One of the guys was in the doorway, and barked at him.
‘Leave that. Get in here.’
‘Yes, coming, yes.’
Buying time, and drying his hands, and pulling the plug in the sink, and his mind had started to sprint because of the tone. Not a request that he might care to join them when he had finished. A demand. Phil was not the newest to be accepted; there was a blonde girl with big glasses and short hair who had come after him but she’d joined after reaching Plymouth from west of Birmingham where her group had been decimated by arrests. Phil was the last ‘outsider’ to join them, starting at the bottom with leaflet hand-outs, and manning the table with flyers on the evils and cruelties of animal experiments in laboratories. Not something that could be hurried and he must have been at it a full year – which was a hell of a commitment for SC&O10 before he was let into the house: might have been that the auburn-haired girl fancied him, might have smoothed the way. That was a half year back, but he was one of them in name, not a part of them. The rest, except for the Birmingham girl, were the founding fathers and mothers of the group.
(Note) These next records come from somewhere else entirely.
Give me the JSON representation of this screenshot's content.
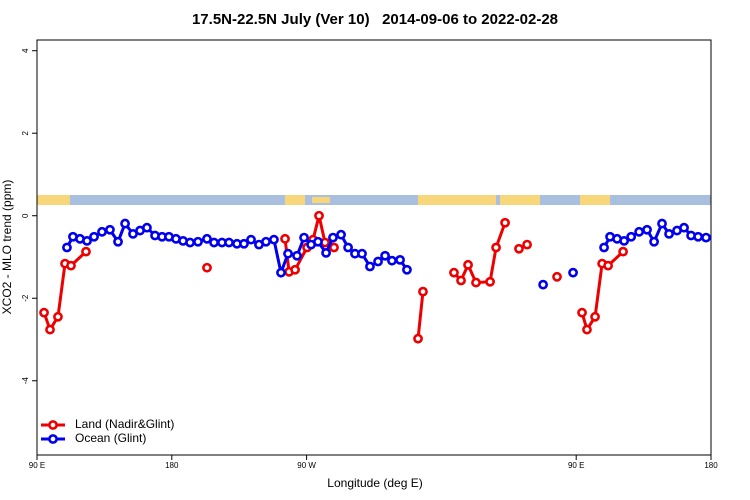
{
  "chart_data": {
    "type": "line",
    "title": "17.5N-22.5N July (Ver 10)   2014-09-06 to 2022-02-28",
    "xlabel": "Longitude (deg E)",
    "ylabel": "XCO2 - MLO trend (ppm)",
    "xlim": [
      90,
      540
    ],
    "ylim": [
      -5.8,
      4.26
    ],
    "xticks": [
      {
        "value": 90,
        "label": "90 E"
      },
      180,
      {
        "value": 270,
        "label": "90 W"
      },
      {
        "value": 450,
        "label": "90 E"
      },
      {
        "value": 540,
        "label": "180"
      }
    ],
    "yticks": [
      -4,
      -2,
      0,
      2,
      4
    ],
    "legend": "bottom-left",
    "series": [
      {
        "name": "Land (Nadir&Glint)",
        "color": "#ee0000",
        "x": [
          94.7,
          98.7,
          104.0,
          108.7,
          112.7,
          122.7,
          null,
          203.5,
          null,
          255.6,
          258.3,
          262.3,
          270.3,
          274.3,
          278.3,
          282.3,
          288.3,
          null,
          344.4,
          347.7,
          null,
          368.4,
          373.1,
          377.8,
          383.1,
          392.5,
          396.5,
          402.5,
          null,
          411.8,
          417.2,
          null,
          437.2,
          null,
          453.9,
          457.2,
          462.6,
          467.3,
          471.3,
          481.3
        ],
        "values": [
          -2.35,
          -2.76,
          -2.45,
          -1.16,
          -1.21,
          -0.87,
          null,
          -1.26,
          null,
          -0.56,
          -1.36,
          -1.31,
          -0.77,
          -0.58,
          0.0,
          -0.65,
          -0.77,
          null,
          -2.98,
          -1.84,
          null,
          -1.38,
          -1.57,
          -1.19,
          -1.62,
          -1.6,
          -0.77,
          -0.17,
          null,
          -0.8,
          -0.7,
          null,
          -1.48,
          null,
          -2.35,
          -2.76,
          -2.45,
          -1.16,
          -1.21,
          -0.87
        ]
      },
      {
        "name": "Ocean (Glint)",
        "color": "#0000ee",
        "x": [
          110.0,
          114.0,
          118.7,
          123.4,
          128.1,
          133.4,
          138.7,
          144.1,
          148.8,
          154.1,
          158.8,
          163.4,
          168.8,
          173.5,
          178.1,
          182.8,
          187.5,
          192.2,
          197.5,
          203.5,
          208.2,
          213.5,
          218.2,
          223.5,
          228.2,
          232.9,
          238.2,
          242.9,
          248.2,
          252.9,
          257.6,
          263.6,
          268.3,
          273.0,
          277.6,
          283.0,
          287.6,
          293.0,
          297.7,
          302.3,
          307.0,
          312.3,
          317.7,
          322.4,
          327.0,
          332.4,
          337.0,
          null,
          427.9,
          null,
          447.9,
          null,
          468.6,
          472.6,
          477.3,
          482.0,
          486.7,
          492.0,
          497.3,
          502.0,
          507.3,
          512.0,
          517.3,
          522.0,
          526.7,
          531.4,
          536.7
        ],
        "values": [
          -0.77,
          -0.51,
          -0.56,
          -0.61,
          -0.51,
          -0.39,
          -0.34,
          -0.63,
          -0.19,
          -0.44,
          -0.36,
          -0.29,
          -0.48,
          -0.51,
          -0.51,
          -0.56,
          -0.61,
          -0.65,
          -0.63,
          -0.56,
          -0.65,
          -0.65,
          -0.65,
          -0.68,
          -0.68,
          -0.58,
          -0.7,
          -0.63,
          -0.58,
          -1.38,
          -0.92,
          -0.97,
          -0.53,
          -0.7,
          -0.63,
          -0.9,
          -0.53,
          -0.46,
          -0.77,
          -0.92,
          -0.92,
          -1.23,
          -1.11,
          -0.97,
          -1.09,
          -1.07,
          -1.31,
          null,
          -1.67,
          null,
          -1.38,
          null,
          -0.77,
          -0.51,
          -0.56,
          -0.61,
          -0.51,
          -0.39,
          -0.34,
          -0.63,
          -0.19,
          -0.44,
          -0.36,
          -0.29,
          -0.48,
          -0.51,
          -0.53
        ]
      }
    ]
  }
}
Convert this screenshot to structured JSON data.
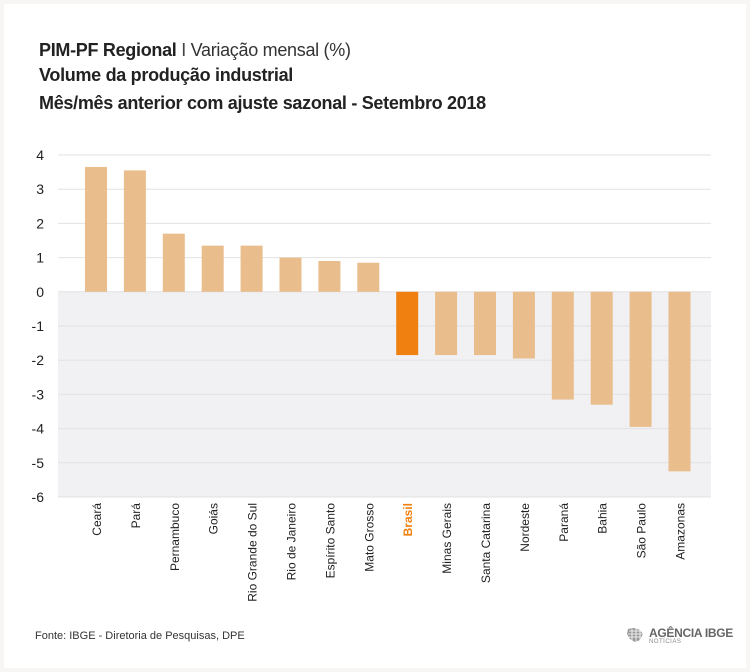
{
  "header": {
    "title_bold": "PIM-PF Regional",
    "title_separator": "I",
    "title_light": "Variação mensal (%)",
    "subtitle1": "Volume da produção industrial",
    "subtitle2": "Mês/mês anterior com ajuste sazonal - Setembro 2018"
  },
  "footer": {
    "source": "Fonte: IBGE - Diretoria de Pesquisas, DPE",
    "logo_text": "AGÊNCIA IBGE",
    "logo_sub": "NOTÍCIAS"
  },
  "colors": {
    "bar": "#e9bd8c",
    "highlight": "#f08010",
    "negative_band": "#f1f0f2",
    "grid": "#e2e2e2"
  },
  "chart_data": {
    "type": "bar",
    "title": "Volume da produção industrial - Mês/mês anterior com ajuste sazonal - Setembro 2018",
    "xlabel": "",
    "ylabel": "Variação mensal (%)",
    "ylim": [
      -6,
      4
    ],
    "yticks": [
      4,
      3,
      2,
      1,
      0,
      -1,
      -2,
      -3,
      -4,
      -5,
      -6
    ],
    "categories": [
      "Ceará",
      "Pará",
      "Pernambuco",
      "Goiás",
      "Rio Grande do Sul",
      "Rio de Janeiro",
      "Espírito Santo",
      "Mato Grosso",
      "Brasil",
      "Minas Gerais",
      "Santa Catarina",
      "Nordeste",
      "Paraná",
      "Bahia",
      "São Paulo",
      "Amazonas"
    ],
    "values": [
      3.65,
      3.55,
      1.7,
      1.35,
      1.35,
      1.0,
      0.9,
      0.85,
      -1.85,
      -1.85,
      -1.85,
      -1.95,
      -3.15,
      -3.3,
      -3.95,
      -5.25
    ],
    "highlight": "Brasil"
  }
}
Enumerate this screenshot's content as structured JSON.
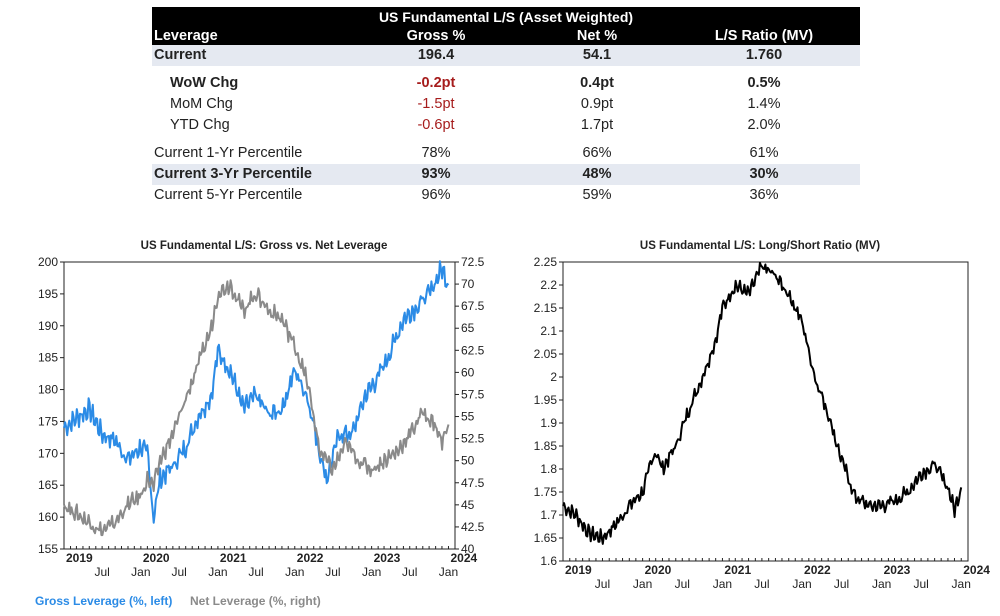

Still, some of the guys would stop talking if he came into the room, or would slide papers away. He left the kitchen, went into the communal room. The atmosphere cut. Worse than sneering when a girl took the trouble to save the life of a spider and give it a new home among the weeds in the flower-bed. Some looked at him and some dropped their heads so as not to meet his eyes. Two of the guys were standing and one slipped behind him and had guardianship of the door. There was a rug on the floor, threadbare, the pattern faded, and he was waved to the centre of it. They were still on a high, had been to a kennels two nights before, had let loose a pack of young beagles, the favoured breed for the laboratories, and the little blighters had headed off into the woods. Pointless, ridiculous, and they’d be half starved by now but… perhaps better than being close up to a hypodermic. Anyway… that was good. Next up was an address in the Portsmouth area where a scientist lived with his family, and he did research in a laboratory and was going to get the full focus of a visit, and they were at the planning stage.